The most well-known of the groups represented in Shared Space—Collective Practices may be Assemble. Founded in 2010, one of the firm’s longest-lasting and most extensive projects, 10 Houses on Cairns Street, is on view through photographic documentation. To complete this project, Assemble worked with residents in Granby, Liverpool and Bermondsey, London to reclaim vacant buildings and convert them into affordable homes in 2021. A video documenting the project showcases how the group utilized streetscape design, murals, street furniture, planting, and paving to reinvigorate a central place in the two communities. Also on view is the Assemble Play project. For the last five years, the studio has been designing play spaces for children based on the theory of Playwork, in which children are able to freely create their own play environments with a collection of loose parts that can be moved around, carried, rolled, lifted, stacked, and combined to produce novel experiences.

Neither collaboration nor social advocacy work is exclusive to small nonprofit organizations and informal collectives, of course: all architectural work is essentially collaborative. Teams of designers with different experiences, skills, and insights create groundbreaking projects due to cross-disciplinary collaborations among engineers, builders, economists, and researchers. By themselves, the effect of these collaborations is often fairly minimal in comparison to the scale of the problems they seek to address.

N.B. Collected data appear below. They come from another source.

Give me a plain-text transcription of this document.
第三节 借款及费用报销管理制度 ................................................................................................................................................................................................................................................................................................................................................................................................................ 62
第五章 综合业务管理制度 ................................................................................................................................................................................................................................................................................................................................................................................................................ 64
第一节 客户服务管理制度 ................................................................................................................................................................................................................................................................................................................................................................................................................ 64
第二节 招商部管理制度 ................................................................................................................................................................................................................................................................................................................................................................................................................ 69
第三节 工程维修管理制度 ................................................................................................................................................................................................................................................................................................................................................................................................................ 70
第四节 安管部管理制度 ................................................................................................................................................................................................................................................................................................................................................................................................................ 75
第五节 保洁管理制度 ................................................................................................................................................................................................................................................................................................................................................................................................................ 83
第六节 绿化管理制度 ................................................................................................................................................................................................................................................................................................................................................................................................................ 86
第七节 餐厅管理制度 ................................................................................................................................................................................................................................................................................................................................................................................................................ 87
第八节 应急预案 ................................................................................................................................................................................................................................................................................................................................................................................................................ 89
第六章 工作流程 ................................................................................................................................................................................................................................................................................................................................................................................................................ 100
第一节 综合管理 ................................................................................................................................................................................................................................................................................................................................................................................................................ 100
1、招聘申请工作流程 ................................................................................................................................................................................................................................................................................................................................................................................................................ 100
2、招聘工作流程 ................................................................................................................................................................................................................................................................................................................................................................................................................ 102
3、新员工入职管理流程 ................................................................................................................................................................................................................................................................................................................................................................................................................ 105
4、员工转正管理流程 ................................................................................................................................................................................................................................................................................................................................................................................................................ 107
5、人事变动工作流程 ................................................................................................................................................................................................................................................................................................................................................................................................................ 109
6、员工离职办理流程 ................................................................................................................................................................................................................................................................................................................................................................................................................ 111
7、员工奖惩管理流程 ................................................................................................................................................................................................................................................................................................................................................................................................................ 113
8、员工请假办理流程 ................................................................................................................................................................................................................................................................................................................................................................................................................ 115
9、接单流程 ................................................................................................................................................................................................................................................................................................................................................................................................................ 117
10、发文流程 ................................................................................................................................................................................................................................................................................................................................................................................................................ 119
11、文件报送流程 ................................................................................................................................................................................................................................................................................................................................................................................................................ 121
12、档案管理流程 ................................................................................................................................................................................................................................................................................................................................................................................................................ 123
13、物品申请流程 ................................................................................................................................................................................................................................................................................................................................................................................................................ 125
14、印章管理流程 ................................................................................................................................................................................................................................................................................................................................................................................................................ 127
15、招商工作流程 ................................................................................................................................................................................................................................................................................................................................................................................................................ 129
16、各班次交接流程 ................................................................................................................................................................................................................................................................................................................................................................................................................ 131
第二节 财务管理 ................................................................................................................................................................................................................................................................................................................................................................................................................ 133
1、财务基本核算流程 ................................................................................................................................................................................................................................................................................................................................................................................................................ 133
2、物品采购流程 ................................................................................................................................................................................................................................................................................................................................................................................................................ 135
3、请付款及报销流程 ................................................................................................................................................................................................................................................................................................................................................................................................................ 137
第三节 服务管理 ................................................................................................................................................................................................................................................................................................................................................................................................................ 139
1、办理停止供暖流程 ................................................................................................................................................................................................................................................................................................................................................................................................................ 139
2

Shared Space—Collective Practices succeeded in using attractive images, renderings, videos, and concise descriptions to document these divergent collective and collaborative practices, invoking what small-scale architecture and design projects can accomplish: address neglected and disenfranchised communities. The exhibition conveyed the beauty and creative potential of the transformation of places. But architecture exhibitions should also be required to do more placemaking within the gallery itself to accommodate different user groups and give them spaces to read and process the wall texts, videos, and images commonly displayed. These photographic displays take time to absorb, so galleries need to meet the visitor halfway and offer a place to dwell for a minute or two.

Shared Space—Collective Practices curated by Julia van den Hout at Art Omi: Newmark Gallery. (Alon Koppel/Courtesy Art Omi)

The promise of ad hoc collective experiments like the ones shown at Art Omi is being borne out most evidently by the extensive new policymaking reshaping national and international rulemaking around climate change to reduce energy consumption in buildings and to require sustainable materials. These policy changes were preceded by decades of small-scale pioneering projects of committed individuals and groups, proving concepts for green buildings, passive homes, and environmental building standards. Yet if everyone agrees that collaborative, community-led design projects have an outstanding social value, they should be supported with substantial funding from the government. Dollars should be widely available for every community to use art and design to build places reflecting their visions for themselves.

Stephen Zacks is an advocacy journalist, architecture critic, urbanist, and project organizer based in New York City.